Em muitos relatos, a despedida também aparece associada à construção de memórias que posteriormente se tornam extremamente importantes na elaboração do luto. Fotografias, impressões das mãozinhas e pezinhos, roupas, toucas, cartas e outros objetos relacionados ao bebê passam a ocupar lugar central na memória afetiva das famílias.

Laís relata que as lembranças construídas durante a despedida das filhas permanecem extremamente importantes em sua vida:

“A gente tirou foto, pegou elas no colo, recebeu as lembrancinhas que a equipe preparou.
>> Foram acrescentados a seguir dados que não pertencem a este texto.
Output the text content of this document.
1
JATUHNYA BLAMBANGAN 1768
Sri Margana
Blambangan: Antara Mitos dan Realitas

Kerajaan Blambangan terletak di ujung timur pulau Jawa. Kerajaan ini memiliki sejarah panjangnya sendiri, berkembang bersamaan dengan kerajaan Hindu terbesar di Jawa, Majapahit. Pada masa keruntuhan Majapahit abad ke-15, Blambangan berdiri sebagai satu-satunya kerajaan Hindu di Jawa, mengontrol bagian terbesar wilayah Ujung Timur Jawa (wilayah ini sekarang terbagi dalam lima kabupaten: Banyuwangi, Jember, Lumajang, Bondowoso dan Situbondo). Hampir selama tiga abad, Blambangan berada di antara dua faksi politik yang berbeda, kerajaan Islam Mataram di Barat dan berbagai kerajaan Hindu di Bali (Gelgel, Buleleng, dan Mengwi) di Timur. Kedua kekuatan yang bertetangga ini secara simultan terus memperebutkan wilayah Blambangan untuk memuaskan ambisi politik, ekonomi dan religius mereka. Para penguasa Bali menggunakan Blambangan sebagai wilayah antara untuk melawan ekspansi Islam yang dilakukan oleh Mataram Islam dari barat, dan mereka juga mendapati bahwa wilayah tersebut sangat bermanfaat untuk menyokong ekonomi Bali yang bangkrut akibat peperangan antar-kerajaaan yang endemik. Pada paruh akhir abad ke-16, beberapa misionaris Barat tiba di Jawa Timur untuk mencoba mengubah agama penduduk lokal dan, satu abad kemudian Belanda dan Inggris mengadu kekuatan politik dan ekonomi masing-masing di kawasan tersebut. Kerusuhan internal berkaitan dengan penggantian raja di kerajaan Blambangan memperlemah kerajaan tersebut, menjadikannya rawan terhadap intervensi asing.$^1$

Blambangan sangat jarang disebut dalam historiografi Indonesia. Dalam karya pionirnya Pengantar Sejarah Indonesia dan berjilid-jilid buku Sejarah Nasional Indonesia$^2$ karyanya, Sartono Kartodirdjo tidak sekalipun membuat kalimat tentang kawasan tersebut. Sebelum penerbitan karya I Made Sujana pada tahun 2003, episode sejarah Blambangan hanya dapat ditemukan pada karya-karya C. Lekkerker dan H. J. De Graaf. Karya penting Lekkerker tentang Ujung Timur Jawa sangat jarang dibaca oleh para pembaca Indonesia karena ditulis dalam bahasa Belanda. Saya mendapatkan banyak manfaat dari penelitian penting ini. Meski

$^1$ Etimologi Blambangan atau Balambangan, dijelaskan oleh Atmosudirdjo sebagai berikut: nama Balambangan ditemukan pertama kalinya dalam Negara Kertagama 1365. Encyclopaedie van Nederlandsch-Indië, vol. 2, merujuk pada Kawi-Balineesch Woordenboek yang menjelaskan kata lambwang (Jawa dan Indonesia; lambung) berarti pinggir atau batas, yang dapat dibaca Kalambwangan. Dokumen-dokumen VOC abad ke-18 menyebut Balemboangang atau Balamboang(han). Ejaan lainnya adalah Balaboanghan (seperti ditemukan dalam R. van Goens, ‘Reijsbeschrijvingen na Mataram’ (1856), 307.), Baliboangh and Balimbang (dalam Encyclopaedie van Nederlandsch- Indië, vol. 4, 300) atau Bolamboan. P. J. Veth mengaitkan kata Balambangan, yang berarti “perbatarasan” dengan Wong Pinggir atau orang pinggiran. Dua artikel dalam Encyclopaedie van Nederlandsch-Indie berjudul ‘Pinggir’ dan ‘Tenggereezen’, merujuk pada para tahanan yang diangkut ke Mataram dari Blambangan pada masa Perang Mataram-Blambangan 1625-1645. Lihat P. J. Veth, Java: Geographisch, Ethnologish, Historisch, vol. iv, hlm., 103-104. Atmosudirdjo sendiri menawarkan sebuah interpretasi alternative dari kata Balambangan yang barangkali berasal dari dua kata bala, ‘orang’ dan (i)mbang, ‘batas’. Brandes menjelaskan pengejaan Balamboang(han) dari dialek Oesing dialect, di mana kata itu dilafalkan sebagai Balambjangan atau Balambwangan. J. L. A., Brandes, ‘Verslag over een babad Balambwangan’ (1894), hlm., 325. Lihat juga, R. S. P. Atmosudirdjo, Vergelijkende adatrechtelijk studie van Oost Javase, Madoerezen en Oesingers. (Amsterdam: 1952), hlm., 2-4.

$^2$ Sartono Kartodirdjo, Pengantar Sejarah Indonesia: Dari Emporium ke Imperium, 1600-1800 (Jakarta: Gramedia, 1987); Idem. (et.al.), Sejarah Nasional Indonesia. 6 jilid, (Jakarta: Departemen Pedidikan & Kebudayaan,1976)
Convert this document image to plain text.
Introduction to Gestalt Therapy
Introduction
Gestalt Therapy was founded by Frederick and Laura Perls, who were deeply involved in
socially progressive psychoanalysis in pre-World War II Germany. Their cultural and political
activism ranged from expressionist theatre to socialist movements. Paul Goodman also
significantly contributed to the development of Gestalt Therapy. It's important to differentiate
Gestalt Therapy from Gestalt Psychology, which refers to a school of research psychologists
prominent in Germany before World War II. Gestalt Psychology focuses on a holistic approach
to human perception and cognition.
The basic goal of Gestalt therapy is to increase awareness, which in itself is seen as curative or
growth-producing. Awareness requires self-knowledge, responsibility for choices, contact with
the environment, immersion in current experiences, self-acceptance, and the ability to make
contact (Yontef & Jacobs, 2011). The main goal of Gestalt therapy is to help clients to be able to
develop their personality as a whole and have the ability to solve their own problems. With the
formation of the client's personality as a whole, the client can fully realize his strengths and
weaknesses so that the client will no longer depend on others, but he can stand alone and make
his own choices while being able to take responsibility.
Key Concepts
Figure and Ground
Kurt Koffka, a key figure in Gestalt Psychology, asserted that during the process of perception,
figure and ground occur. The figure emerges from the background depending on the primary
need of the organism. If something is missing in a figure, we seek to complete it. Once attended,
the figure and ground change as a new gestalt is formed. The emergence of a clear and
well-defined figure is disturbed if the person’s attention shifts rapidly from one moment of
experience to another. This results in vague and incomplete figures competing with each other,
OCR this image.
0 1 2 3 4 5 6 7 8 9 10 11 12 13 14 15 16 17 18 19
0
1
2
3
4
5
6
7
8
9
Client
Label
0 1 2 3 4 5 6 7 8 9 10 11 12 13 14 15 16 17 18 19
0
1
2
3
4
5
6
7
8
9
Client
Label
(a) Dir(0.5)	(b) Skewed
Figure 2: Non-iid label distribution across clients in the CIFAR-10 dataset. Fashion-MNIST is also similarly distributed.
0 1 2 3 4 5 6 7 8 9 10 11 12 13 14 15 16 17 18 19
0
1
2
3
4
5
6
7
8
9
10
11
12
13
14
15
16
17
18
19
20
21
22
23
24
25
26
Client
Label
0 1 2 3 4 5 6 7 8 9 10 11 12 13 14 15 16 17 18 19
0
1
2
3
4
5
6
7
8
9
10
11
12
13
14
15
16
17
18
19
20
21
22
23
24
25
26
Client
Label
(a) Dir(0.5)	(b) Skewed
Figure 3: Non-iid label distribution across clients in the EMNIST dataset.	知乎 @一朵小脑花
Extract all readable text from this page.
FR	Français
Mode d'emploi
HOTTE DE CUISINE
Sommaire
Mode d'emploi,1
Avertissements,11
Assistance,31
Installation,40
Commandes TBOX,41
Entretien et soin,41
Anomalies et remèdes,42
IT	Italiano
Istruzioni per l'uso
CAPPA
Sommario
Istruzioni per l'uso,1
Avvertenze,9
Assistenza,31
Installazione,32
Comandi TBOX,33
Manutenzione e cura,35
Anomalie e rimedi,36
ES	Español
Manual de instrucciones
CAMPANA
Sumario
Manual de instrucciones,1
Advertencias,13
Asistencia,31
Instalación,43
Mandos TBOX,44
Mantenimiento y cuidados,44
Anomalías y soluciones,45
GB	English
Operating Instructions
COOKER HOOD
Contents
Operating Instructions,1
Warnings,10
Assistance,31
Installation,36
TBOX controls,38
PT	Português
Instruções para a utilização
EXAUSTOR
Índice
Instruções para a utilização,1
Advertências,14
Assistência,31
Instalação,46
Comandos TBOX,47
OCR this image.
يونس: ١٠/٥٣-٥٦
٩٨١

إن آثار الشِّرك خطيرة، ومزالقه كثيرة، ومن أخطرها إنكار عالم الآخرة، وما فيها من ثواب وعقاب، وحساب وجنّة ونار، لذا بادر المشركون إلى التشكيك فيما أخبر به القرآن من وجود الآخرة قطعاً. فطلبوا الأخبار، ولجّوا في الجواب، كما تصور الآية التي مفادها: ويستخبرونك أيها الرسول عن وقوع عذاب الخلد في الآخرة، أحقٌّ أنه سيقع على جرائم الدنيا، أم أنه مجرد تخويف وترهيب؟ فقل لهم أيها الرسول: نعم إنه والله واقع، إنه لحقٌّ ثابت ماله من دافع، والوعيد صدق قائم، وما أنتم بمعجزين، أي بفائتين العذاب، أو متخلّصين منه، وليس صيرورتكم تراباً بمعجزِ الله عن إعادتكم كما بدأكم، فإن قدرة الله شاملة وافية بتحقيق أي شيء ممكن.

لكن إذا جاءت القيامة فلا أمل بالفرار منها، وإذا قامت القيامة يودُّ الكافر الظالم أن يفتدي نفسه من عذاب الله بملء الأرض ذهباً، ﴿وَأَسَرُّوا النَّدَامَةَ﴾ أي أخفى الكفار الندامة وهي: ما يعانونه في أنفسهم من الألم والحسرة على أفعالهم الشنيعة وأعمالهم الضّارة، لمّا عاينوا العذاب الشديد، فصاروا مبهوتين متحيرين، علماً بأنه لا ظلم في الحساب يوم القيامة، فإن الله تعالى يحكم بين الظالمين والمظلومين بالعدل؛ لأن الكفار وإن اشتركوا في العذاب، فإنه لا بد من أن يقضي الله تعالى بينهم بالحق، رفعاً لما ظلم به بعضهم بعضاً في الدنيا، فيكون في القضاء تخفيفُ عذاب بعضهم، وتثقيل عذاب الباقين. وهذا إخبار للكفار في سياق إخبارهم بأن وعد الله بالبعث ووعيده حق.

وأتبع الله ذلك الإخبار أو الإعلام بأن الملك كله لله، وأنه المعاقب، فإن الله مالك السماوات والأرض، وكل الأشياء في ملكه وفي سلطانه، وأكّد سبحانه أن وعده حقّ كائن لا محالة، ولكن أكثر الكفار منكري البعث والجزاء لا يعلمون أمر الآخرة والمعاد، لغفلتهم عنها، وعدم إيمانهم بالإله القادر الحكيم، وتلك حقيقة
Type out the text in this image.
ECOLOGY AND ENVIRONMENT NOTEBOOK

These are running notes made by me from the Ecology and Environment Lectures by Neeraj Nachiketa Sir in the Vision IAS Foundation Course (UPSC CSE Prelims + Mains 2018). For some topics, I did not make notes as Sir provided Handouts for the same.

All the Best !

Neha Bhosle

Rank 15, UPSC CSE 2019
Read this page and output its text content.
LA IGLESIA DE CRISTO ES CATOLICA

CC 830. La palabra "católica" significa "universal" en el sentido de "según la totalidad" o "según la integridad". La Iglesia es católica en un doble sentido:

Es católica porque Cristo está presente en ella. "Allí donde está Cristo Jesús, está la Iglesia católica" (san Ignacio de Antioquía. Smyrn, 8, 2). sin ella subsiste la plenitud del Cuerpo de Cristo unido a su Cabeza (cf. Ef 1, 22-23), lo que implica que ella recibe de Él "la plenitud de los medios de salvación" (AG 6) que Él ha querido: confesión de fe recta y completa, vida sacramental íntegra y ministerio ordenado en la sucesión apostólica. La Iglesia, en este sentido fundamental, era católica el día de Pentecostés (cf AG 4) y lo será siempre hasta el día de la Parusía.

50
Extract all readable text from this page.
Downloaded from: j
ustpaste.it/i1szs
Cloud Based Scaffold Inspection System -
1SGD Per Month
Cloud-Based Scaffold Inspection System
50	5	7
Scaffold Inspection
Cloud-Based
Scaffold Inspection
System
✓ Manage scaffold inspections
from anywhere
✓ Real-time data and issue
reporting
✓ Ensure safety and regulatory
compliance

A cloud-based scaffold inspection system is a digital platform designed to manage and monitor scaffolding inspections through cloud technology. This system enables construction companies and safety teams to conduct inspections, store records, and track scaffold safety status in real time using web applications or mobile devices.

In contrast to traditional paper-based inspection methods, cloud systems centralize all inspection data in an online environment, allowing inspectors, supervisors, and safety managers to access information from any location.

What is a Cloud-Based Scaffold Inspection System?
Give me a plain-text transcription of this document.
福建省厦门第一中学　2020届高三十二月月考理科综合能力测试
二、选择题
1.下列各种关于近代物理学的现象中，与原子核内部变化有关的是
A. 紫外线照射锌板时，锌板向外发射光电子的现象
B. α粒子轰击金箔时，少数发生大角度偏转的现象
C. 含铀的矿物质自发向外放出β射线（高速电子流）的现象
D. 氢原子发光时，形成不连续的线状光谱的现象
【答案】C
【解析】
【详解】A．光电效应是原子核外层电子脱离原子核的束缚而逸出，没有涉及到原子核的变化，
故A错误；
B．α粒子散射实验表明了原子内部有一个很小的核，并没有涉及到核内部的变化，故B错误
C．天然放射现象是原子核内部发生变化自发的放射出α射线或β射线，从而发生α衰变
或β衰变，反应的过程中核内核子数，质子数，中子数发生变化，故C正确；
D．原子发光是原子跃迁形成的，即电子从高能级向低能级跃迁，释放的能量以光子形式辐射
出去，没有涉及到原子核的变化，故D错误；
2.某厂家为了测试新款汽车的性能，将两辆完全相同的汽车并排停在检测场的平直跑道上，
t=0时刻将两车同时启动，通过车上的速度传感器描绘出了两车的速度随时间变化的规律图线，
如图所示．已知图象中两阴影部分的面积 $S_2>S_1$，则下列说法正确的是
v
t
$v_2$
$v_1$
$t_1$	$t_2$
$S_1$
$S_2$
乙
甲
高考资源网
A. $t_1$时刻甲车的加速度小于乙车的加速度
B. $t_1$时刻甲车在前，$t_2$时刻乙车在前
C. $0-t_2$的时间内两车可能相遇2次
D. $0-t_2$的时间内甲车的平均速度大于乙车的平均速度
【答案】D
Hoje eu guardo tudo isso com muito carinho porque são as únicas memórias físicas que eu tenho delas.”

As narrativas revelam ainda que o momento da despedida frequentemente marca a transição entre a presença concreta do bebê e o início da experiência cotidiana da ausência. Muitas mães descrevem sofrimento intenso ao perceber que precisariam sair do hospital sem o filho e deixar para trás os últimos momentos de proximidade física com ele.

Angela relata que a despedida da filha foi marcada por sensação profunda de ruptura emocional:

“Parecia impossível aceitar que eu estava me despedindo dela. Eu olhava para ela e pensava em tudo que tinha imaginado viver junto. Então aquele momento parecia completamente irreal.”

As entrevistas reunidas nesta categoria evidenciam que a despedida do bebê constitui uma experiência profundamente significativa dentro da trajetória da perda perinatal. Mais do que um momento final de contato, a despedida aparece como espaço importante de reconhecimento da existência do bebê, validação da maternidade e construção de memórias que permanecem centrais na elaboração posterior do luto.

Ao reunir essas narrativas, busca-se valorizar a experiência subjetiva das mães e famílias diante da despedida do bebê, reconhecendo a importância do tempo, do acolhimento e da possibilidade de construção de memórias afetivas mesmo em contextos marcados pela dor extrema da perda.